3.15 Care workers, whilst benefitting from the real living wage delivered by the Welsh Government, were also impacted by the increase in fuel costs. In addition, the private care workforce was often trapped by low wages, a lack of sick pay or reimbursement for travel expenses.

3.16 It was noted the spending power of the Welsh Government and partners was  constantly eroded by high inflation and additional support was needed from the UK government to ensure services could be maintained at current levels.

3.17 It was reported that demand for food banks had remained high, whilst support for them had begun to decline, although financial support from members of the Church in Wales remained consistent.

3.18 There had been instances of food banks being broken into and the products resold on the black market, which indicated the level of desperation amongst some communities.

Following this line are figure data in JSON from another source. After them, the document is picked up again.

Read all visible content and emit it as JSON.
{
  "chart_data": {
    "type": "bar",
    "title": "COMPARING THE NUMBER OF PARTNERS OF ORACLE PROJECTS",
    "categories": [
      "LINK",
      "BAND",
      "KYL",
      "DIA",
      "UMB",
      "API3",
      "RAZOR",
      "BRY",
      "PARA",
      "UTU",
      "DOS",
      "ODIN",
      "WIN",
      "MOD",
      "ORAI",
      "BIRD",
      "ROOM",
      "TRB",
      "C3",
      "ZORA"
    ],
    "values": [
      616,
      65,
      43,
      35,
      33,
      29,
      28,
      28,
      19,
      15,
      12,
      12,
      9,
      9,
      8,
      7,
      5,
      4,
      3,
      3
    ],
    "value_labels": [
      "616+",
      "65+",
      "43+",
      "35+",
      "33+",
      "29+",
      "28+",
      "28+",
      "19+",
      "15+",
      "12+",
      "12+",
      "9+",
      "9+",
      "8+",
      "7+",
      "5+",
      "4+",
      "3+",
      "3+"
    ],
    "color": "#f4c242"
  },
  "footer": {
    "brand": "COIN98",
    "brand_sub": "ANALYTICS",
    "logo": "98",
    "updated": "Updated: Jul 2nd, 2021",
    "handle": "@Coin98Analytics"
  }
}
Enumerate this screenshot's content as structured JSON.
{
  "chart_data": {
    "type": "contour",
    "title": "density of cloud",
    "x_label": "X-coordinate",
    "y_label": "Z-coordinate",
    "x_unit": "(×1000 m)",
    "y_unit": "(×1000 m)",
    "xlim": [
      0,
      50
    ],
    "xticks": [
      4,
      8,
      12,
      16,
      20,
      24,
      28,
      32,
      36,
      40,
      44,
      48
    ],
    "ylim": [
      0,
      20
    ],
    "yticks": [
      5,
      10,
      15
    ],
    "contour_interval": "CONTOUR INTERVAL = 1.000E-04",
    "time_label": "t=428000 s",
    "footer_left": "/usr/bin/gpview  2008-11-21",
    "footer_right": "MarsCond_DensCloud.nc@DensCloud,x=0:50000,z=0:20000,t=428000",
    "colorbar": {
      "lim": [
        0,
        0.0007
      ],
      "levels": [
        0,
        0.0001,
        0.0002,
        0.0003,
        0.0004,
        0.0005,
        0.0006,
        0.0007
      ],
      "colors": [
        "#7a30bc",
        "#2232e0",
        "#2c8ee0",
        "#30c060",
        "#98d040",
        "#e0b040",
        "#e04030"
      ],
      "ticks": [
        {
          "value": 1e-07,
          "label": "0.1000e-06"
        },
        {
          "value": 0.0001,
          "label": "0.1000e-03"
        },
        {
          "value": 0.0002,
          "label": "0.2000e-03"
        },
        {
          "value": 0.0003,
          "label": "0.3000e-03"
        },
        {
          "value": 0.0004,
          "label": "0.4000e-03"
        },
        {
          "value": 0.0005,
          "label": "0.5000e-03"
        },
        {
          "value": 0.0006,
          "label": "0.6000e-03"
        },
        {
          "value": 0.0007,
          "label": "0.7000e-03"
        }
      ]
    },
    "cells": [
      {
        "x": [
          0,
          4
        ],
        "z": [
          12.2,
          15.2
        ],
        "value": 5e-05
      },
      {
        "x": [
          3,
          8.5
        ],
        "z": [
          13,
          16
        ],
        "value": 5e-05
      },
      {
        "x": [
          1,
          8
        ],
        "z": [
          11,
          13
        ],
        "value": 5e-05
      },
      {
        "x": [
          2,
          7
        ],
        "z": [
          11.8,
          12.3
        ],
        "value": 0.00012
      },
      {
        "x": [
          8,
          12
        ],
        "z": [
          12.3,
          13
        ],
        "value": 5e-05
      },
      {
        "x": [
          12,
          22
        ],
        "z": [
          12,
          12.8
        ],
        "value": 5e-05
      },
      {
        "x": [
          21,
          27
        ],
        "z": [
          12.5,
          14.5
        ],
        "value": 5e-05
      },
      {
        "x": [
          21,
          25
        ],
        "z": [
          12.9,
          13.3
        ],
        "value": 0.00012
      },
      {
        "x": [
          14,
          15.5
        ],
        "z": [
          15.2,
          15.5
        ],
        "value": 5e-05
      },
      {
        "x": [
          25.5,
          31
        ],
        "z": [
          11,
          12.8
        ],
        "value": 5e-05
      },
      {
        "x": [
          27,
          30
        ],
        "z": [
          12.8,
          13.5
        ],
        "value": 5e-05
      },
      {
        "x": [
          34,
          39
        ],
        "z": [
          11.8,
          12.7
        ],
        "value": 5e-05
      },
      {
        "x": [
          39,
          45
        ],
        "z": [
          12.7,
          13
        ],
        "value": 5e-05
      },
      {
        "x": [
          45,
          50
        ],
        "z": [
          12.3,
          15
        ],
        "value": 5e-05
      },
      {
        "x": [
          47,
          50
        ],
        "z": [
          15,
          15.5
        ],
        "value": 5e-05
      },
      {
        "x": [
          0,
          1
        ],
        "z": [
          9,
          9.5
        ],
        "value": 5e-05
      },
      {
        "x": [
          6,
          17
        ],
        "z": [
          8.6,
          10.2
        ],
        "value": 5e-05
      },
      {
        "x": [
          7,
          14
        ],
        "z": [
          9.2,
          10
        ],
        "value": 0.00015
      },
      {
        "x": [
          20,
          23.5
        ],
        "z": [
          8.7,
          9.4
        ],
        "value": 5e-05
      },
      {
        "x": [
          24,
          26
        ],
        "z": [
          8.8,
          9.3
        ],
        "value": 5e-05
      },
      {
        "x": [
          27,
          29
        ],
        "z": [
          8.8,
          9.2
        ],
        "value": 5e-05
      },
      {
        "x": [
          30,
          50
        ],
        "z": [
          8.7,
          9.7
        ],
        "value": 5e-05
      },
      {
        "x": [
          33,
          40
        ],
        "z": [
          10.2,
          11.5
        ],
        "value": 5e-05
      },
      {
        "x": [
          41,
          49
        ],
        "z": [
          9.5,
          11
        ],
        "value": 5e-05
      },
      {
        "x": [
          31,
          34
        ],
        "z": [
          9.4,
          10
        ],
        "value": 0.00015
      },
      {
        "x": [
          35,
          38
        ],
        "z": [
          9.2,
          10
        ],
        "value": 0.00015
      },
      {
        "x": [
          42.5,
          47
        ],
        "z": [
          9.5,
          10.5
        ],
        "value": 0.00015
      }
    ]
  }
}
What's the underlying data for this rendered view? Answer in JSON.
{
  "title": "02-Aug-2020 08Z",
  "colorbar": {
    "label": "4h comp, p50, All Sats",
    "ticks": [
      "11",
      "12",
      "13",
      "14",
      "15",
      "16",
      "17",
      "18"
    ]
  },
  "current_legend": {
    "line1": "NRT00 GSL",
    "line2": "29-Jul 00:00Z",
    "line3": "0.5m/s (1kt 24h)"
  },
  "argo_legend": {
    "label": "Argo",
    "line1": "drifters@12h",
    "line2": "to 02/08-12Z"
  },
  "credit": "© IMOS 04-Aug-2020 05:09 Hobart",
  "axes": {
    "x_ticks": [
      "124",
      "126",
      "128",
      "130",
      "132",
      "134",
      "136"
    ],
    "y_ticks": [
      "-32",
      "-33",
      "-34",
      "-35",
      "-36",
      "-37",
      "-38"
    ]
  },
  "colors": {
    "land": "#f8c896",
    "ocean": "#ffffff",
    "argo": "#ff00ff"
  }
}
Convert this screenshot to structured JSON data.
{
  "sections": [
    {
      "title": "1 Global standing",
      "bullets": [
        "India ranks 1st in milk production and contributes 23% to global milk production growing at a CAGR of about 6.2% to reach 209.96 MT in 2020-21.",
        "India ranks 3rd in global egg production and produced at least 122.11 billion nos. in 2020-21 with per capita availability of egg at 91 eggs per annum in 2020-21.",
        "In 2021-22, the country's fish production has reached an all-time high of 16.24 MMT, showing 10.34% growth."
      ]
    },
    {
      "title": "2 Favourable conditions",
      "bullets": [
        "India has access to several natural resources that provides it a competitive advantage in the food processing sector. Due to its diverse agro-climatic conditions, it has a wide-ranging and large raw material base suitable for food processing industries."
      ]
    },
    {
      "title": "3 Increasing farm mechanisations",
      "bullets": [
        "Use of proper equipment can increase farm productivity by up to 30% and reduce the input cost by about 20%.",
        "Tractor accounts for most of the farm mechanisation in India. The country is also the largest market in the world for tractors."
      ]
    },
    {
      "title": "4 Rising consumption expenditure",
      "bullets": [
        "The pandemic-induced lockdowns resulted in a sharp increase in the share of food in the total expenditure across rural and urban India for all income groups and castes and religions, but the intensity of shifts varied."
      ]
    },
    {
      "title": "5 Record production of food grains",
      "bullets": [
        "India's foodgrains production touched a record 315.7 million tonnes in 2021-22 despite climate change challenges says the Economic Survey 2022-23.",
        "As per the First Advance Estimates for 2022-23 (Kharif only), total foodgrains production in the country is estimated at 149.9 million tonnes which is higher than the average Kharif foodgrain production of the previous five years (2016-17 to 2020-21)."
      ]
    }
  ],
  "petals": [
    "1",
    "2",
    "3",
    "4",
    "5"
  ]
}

3.19 Despite this, there were encouraging examples across the country of food banks and warm hubs combining their resources to support their local communities.

3.20 The sub-committee thanked partners for their updates and agreed that further work would be taken forward on provision of data analysing the impacts of interventions deployed during the cost-of-living crisis.

3.21 In addition, a watching brief would be maintained on the UK government’s proposed changes to disability benefits and partners would be encouraged to make joint representations with the Welsh Government about any detrimental impacts of sanctions, particularly on women.